Raub: "Plötzlich hat mich einer von hinten umgestoßen", sagt er im Zeugenstand. Sofort erkannte er die beiden Männer aus der Gaststätte wieder. "Die haben mich umgestoßen, getreten und geschlagen", sagt der Verfolgte, der aufgrund seiner Behinderung keine Chance hatte zu fliehen. Er sei von einem der Angreifer, die es auf seine Geldbörse abgesehen hatten, auch gewürgt worden, was bei ihm einen Asthmaanfall ausgelöst habe. Er musste nach dem Raubüberfall, bei dem die beiden Täter 1500 Euro aus seiner Geldbörse stahlen, vier Tage im Krankenhaus behandelt werden. Die Prellungen an Brust und Rücken sind mittlerweile verheilt. Doch die Angst, sagt er, die stecke ihm noch immer in den Knochen.

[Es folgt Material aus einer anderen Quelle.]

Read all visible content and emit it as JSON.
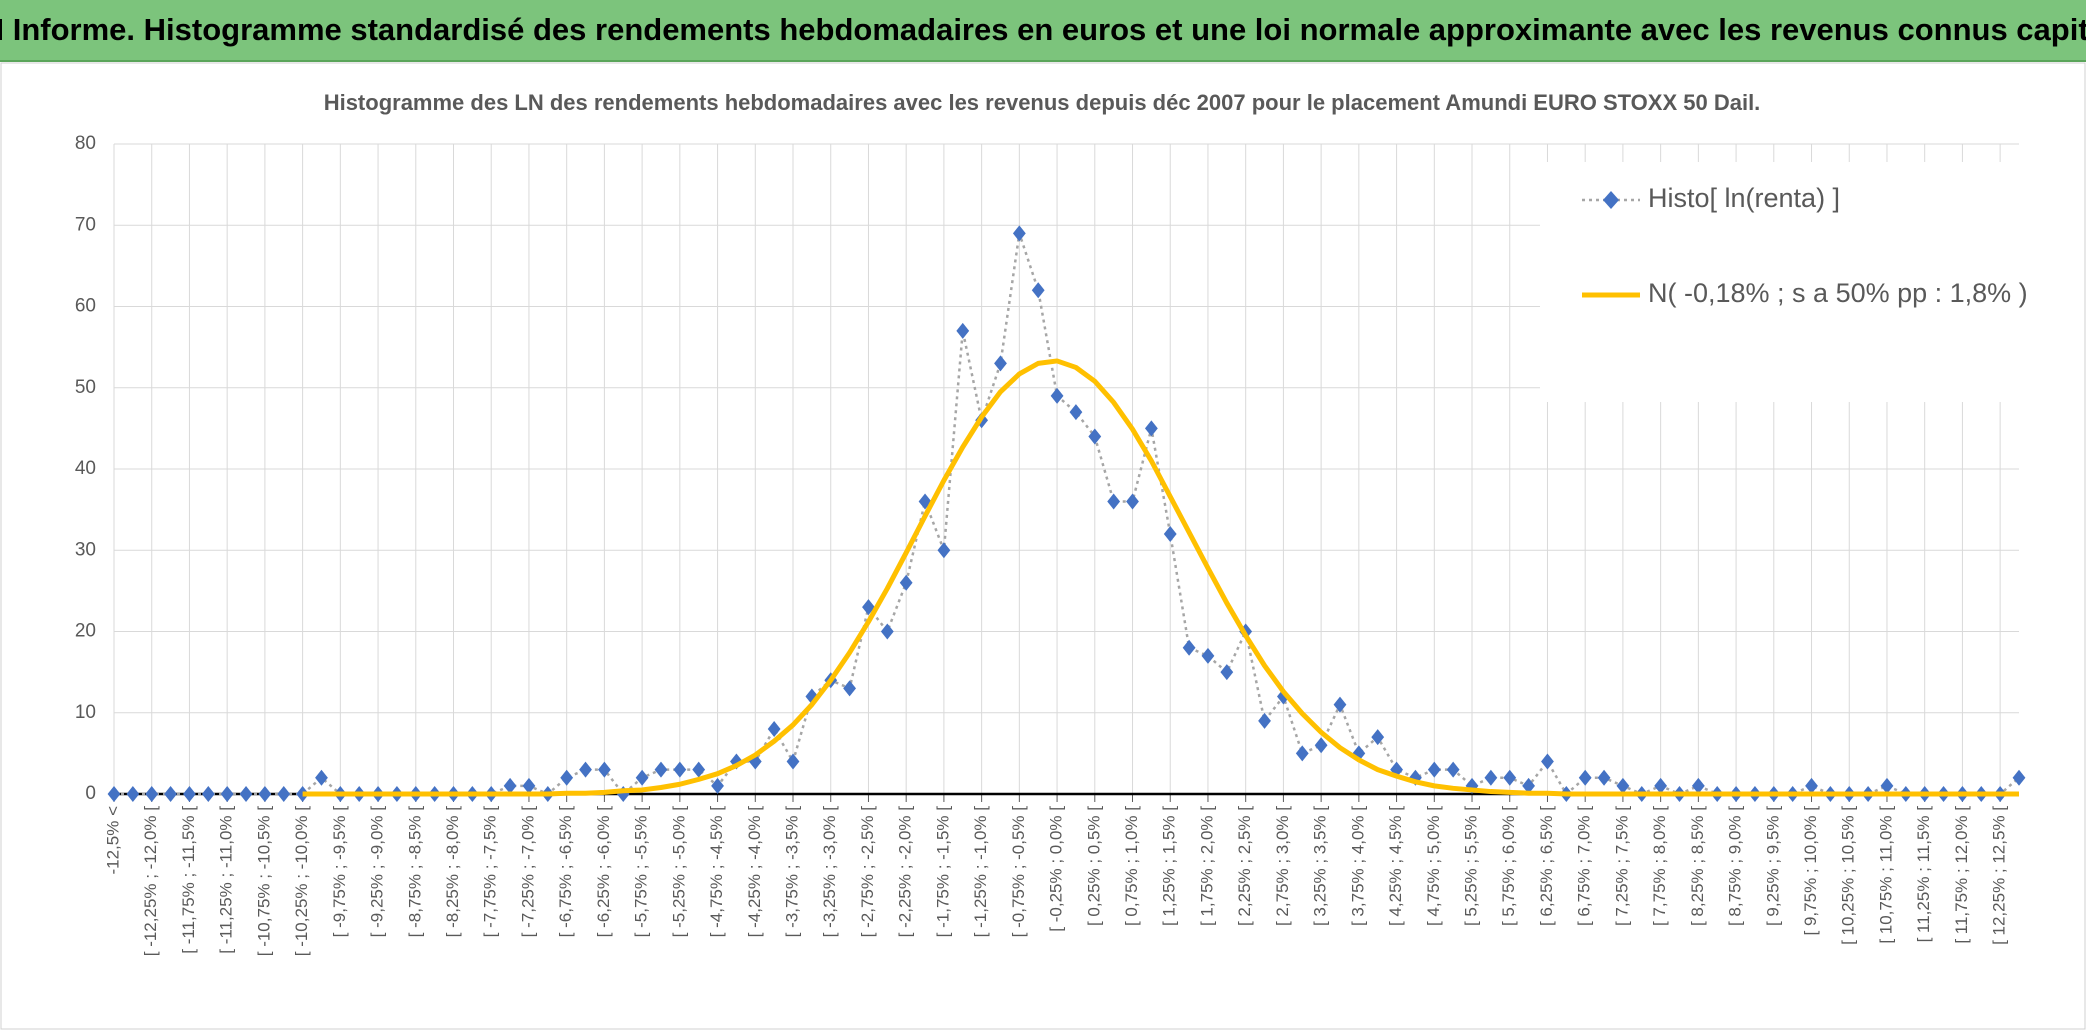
{
  "header": {
    "title": "ADAM Informe. Histogramme standardisé des rendements hebdomadaires en euros et une loi normale approximante avec les revenus connus capitalisés"
  },
  "chart_data": {
    "type": "line",
    "title": "Histogramme des LN des rendements hebdomadaires avec les revenus depuis déc 2007 pour le placement Amundi EURO STOXX 50 Dail.",
    "categories": [
      "-12,5% <",
      null,
      "[ -12,25% ; -12,0% [",
      null,
      "[ -11,75% ; -11,5% [",
      null,
      "[ -11,25% ; -11,0% [",
      null,
      "[ -10,75% ; -10,5% [",
      null,
      "[ -10,25% ; -10,0% [",
      null,
      "[ -9,75% ; -9,5% [",
      null,
      "[ -9,25% ; -9,0% [",
      null,
      "[ -8,75% ; -8,5% [",
      null,
      "[ -8,25% ; -8,0% [",
      null,
      "[ -7,75% ; -7,5% [",
      null,
      "[ -7,25% ; -7,0% [",
      null,
      "[ -6,75% ; -6,5% [",
      null,
      "[ -6,25% ; -6,0% [",
      null,
      "[ -5,75% ; -5,5% [",
      null,
      "[ -5,25% ; -5,0% [",
      null,
      "[ -4,75% ; -4,5% [",
      null,
      "[ -4,25% ; -4,0% [",
      null,
      "[ -3,75% ; -3,5% [",
      null,
      "[ -3,25% ; -3,0% [",
      null,
      "[ -2,75% ; -2,5% [",
      null,
      "[ -2,25% ; -2,0% [",
      null,
      "[ -1,75% ; -1,5% [",
      null,
      "[ -1,25% ; -1,0% [",
      null,
      "[ -0,75% ; -0,5% [",
      null,
      "[ -0,25% ; 0,0% [",
      null,
      "[ 0,25% ; 0,5% [",
      null,
      "[ 0,75% ; 1,0% [",
      null,
      "[ 1,25% ; 1,5% [",
      null,
      "[ 1,75% ; 2,0% [",
      null,
      "[ 2,25% ; 2,5% [",
      null,
      "[ 2,75% ; 3,0% [",
      null,
      "[ 3,25% ; 3,5% [",
      null,
      "[ 3,75% ; 4,0% [",
      null,
      "[ 4,25% ; 4,5% [",
      null,
      "[ 4,75% ; 5,0% [",
      null,
      "[ 5,25% ; 5,5% [",
      null,
      "[ 5,75% ; 6,0% [",
      null,
      "[ 6,25% ; 6,5% [",
      null,
      "[ 6,75% ; 7,0% [",
      null,
      "[ 7,25% ; 7,5% [",
      null,
      "[ 7,75% ; 8,0% [",
      null,
      "[ 8,25% ; 8,5% [",
      null,
      "[ 8,75% ; 9,0% [",
      null,
      "[ 9,25% ; 9,5% [",
      null,
      "[ 9,75% ; 10,0% [",
      null,
      "[ 10,25% ; 10,5% [",
      null,
      "[ 10,75% ; 11,0% [",
      null,
      "[ 11,25% ; 11,5% [",
      null,
      "[ 11,75% ; 12,0% [",
      null,
      "[ 12,25% ; 12,5% [",
      null
    ],
    "series": [
      {
        "name": "Histo[ ln(renta) ]",
        "color": "#4472c4",
        "line_color": "#a6a6a6",
        "dashed": true,
        "markers": true,
        "values": [
          0,
          0,
          0,
          0,
          0,
          0,
          0,
          0,
          0,
          0,
          0,
          2,
          0,
          0,
          0,
          0,
          0,
          0,
          0,
          0,
          0,
          1,
          1,
          0,
          2,
          3,
          3,
          0,
          2,
          3,
          3,
          3,
          1,
          4,
          4,
          8,
          4,
          12,
          14,
          13,
          23,
          20,
          26,
          36,
          30,
          57,
          46,
          53,
          69,
          62,
          49,
          47,
          44,
          36,
          36,
          45,
          32,
          18,
          17,
          15,
          20,
          9,
          12,
          5,
          6,
          11,
          5,
          7,
          3,
          2,
          3,
          3,
          1,
          2,
          2,
          1,
          4,
          0,
          2,
          2,
          1,
          0,
          1,
          0,
          1,
          0,
          0,
          0,
          0,
          0,
          1,
          0,
          0,
          0,
          1,
          0,
          0,
          0,
          0,
          0,
          0,
          2
        ]
      },
      {
        "name": "N( -0,18% ; s a 50% pp : 1,8% )",
        "color": "#ffc000",
        "dashed": false,
        "markers": false,
        "values": [
          null,
          null,
          null,
          null,
          null,
          null,
          null,
          null,
          null,
          null,
          0,
          0,
          0,
          0,
          0,
          0,
          0,
          0,
          0,
          0,
          0,
          0,
          0,
          0,
          0.1,
          0.1,
          0.2,
          0.4,
          0.5,
          0.8,
          1.2,
          1.8,
          2.5,
          3.5,
          4.8,
          6.5,
          8.5,
          11.0,
          14.0,
          17.4,
          21.2,
          25.3,
          29.7,
          34.2,
          38.6,
          42.7,
          46.4,
          49.5,
          51.7,
          53.0,
          53.3,
          52.5,
          50.8,
          48.2,
          44.9,
          41.0,
          36.6,
          32.2,
          27.8,
          23.5,
          19.5,
          15.8,
          12.6,
          9.9,
          7.6,
          5.7,
          4.2,
          3.0,
          2.2,
          1.5,
          1.0,
          0.7,
          0.5,
          0.3,
          0.2,
          0.1,
          0.1,
          0,
          0,
          0,
          0,
          0,
          0,
          0,
          0,
          0,
          0,
          0,
          0,
          0,
          0,
          0,
          0,
          0,
          0,
          0,
          0,
          0,
          0,
          0,
          0,
          0
        ]
      }
    ],
    "ylim": [
      0,
      80
    ],
    "yticks": [
      0,
      10,
      20,
      30,
      40,
      50,
      60,
      70,
      80
    ],
    "grid": true,
    "legend": "top-right"
  }
}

Plädoyers: "Sie wussten: Er kann wegen seiner Gehbehinderung nicht fliehen", wirft Staatsanwältin Carolin Heister den beiden Angeklagten vor. "Das macht die Tat besonders schlimm." Heister fordert für den vorbestraften 33-Jährigen deshalb eine Freiheitsstrafe von drei Jahren. Für weitere Delikte, die er begangen hat und die in einem Aufwasch mitverhandelt werden, fordert sie weitere 18 Monate Freiheitsstrafe. Im Herbst 2015 hatte er in einer Trierer Diskothek einem Mann ins Gesicht geschlagen.
Im Frühjahr war er in vier Vereinsheime in Speicher eingebrochen, wobei er Tausende Euro Sachschaden angerichtet, aber nur 25 Euro erbeutet hat. Für seinen Mandanten fordert Rechtsanwalt Markus Herzog kein geringeres Strafmaß, sondern nur, "dass er so schnell wie möglich in Therapie kommt". Denn wie die psychiatrische Gutachterin Anette Korte vor Gericht sagt, hat der 33-Jährige seit vielen Jahren Alkohol- und Drogenprobleme, "die bereits stark sein Gehirn geschädigt haben." Deshalb sei bei ihm von einer verminderten Schuldfähigkeit auszugehen, betont Korte. Für den 36-jährigen Mitangeklagten, der drei Vorstrafen verbüßt hat, fordert Heister ein Jahr und zehn Monate Freiheitsstrafe.

Urteil: Das Schöffengericht unter dem Vorsitz von Richter Udo May folgt mit seinem Urteil in großen Teilen dem Plädoyer der Staatsanwältin. Doch einen Teil der Strafe - mindestens zwei Jahre - soll der 33-Jährige in einer "Besserungsanstalt" verbringen, wo seine Drogen- und Alkoholabhängigkeit therapiert werden soll. Der Mitangeklagte kommt mit einer Freiheitsstrafe von einem Jahr und sechs Monaten, die auf Bewährung ausgesetzt wird, davon.